The important part is that you understand that there are no infallible tactics. There's no gold egg chicken in betting. Anyone that says they have a 100% method is lying. What we have a lot of are smart bettors and EV based decisions. 


To finish this I'll give you a real example from a friend of mine who pulled a mater trade play that perfectly exemplifies the way a proper trader thinks. 

Some time ago Sporting CP was hosting FC Porto at Lisbon for some competition. Similarly to what has been happening for a while Sporting was playing like a Sunday league team. Porto, as normally was playing really good football and winning almost everytime. On that Sunday and even playing at home Sporting's odd was around 3.75 and Porto was the favourite at 2.50 or something similar. 


The Thursday before Sporting had also played at Alvalade for the UEFA with some English team (Everton I think) and crushed them by 3 or 4 goals.

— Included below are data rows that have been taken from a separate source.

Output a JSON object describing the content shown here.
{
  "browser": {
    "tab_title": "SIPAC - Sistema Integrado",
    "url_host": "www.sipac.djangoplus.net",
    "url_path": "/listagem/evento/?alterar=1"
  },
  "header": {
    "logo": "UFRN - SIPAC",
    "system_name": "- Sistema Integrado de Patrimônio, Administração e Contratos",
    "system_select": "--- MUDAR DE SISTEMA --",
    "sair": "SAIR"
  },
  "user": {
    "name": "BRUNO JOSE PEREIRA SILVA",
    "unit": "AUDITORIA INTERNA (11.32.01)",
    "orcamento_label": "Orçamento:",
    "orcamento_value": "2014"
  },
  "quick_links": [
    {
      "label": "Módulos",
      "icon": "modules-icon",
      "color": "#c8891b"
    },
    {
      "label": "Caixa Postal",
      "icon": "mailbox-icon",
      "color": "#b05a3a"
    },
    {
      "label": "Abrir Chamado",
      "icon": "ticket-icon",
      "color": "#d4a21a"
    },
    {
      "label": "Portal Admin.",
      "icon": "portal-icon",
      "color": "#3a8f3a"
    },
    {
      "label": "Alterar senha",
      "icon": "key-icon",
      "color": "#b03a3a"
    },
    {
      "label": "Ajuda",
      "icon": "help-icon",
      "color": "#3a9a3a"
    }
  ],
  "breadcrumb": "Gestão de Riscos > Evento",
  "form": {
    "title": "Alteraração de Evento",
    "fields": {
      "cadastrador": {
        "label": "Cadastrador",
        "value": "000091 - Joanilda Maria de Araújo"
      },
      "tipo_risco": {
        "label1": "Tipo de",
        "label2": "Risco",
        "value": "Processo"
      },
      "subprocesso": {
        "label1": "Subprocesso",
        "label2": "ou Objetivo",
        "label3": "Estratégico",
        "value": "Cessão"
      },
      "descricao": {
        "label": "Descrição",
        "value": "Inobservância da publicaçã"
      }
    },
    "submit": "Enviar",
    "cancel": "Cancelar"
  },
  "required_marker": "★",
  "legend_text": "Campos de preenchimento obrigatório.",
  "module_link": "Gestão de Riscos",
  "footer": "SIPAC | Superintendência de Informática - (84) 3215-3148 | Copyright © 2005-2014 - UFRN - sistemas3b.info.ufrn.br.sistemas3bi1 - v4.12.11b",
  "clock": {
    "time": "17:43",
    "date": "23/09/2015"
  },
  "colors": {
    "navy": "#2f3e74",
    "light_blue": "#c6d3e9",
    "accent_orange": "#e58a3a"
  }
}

As soon as the match ended that friend of mine went into betfair and placed money on a Sporting win against Porto. On Wednesday and Thursday with all the commotion from the Sporting win everyone was betting on Sporting against Porto. All this money going in made the odd drop hard. By Friday, when it had already dropped by some very significant margin that friend of mine goes into the exchange and Lay Sporting netting himself a big green. Were still 2 days behind the match and already, whatever the result ends up being, he already made money

As you can see there were no softwares behind it. Just simple trading intelligence. On a totally "unrelated" event he predicted an odd oscillation and took advantage of it to make money.